Pregnancy is a delicate time with many changes and transitions, and for a woman who may also be struggling with an eating disorder, such as anorexia, bulimia, or binge eating disorder, this time can feel especially vulnerable.
A woman who with other risk factors for an eating disorder may be triggered by the changes experienced throughout the course of pregnancy, including weight fluctuations, body changes, possible challenges with body image and more.
Similarly, a woman who might be in recovery from an eating disorder might find herself relapsing during pregnancy, depending on the triggers that are affecting her.
Yet some women who have previously struggled with an eating disorder find pregnancy a motivating time to stay on track with recovery efforts and are able to refrain from engaging in eating disorder behaviors.
Keeping Focused on Recovery
With all the different things that pregnancy brings and the transition into motherhood, engaging in eating disorder behaviors can feel like a means of establishing a sense of control, especially when everything else seems out of your control.

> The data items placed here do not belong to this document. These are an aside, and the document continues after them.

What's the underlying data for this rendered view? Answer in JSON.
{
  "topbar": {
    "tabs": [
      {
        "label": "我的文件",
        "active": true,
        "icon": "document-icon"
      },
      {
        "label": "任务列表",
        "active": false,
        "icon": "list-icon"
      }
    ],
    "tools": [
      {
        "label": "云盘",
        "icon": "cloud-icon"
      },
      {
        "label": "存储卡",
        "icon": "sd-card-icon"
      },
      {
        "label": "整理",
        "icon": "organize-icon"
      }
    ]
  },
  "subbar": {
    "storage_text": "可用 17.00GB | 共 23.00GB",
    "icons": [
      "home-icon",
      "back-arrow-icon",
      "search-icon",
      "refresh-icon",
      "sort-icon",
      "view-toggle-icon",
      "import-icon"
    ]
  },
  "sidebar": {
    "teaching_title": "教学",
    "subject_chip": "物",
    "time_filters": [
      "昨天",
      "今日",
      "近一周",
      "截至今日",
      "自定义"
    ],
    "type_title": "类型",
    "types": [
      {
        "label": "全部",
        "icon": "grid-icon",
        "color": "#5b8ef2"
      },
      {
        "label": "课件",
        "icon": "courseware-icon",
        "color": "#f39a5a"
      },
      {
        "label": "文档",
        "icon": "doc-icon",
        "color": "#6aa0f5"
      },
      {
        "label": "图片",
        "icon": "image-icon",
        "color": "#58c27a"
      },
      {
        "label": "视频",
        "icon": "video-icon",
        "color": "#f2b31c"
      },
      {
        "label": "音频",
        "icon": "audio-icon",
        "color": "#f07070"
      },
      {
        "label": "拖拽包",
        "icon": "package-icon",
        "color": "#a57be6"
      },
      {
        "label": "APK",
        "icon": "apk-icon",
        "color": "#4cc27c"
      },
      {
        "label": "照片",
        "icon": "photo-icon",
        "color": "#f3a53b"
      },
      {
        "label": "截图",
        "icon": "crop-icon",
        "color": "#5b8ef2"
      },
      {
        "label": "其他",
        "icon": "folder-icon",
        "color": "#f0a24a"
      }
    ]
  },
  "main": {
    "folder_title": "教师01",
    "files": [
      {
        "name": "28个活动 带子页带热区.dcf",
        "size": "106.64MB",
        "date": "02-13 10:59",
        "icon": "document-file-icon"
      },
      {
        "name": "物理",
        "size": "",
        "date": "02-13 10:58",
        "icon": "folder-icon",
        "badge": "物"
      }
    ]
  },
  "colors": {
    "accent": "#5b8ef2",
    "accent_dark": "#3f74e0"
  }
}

For example, weight gain during pregnancy is something that is not only part of the natural process of growing a baby, but a needed aspect of the healthy development of a child. Inadequate weight gain during pregnancy can lead to potential consequences, including a low birth weight for baby and premature delivery .
For a woman who may be in recovery from an eating disorder, there may be a disconnect from the pregnancy and growing baby as a result of the eating disorder and a preoccupation with other things, like controlling weight, diet, excessive exercise and more.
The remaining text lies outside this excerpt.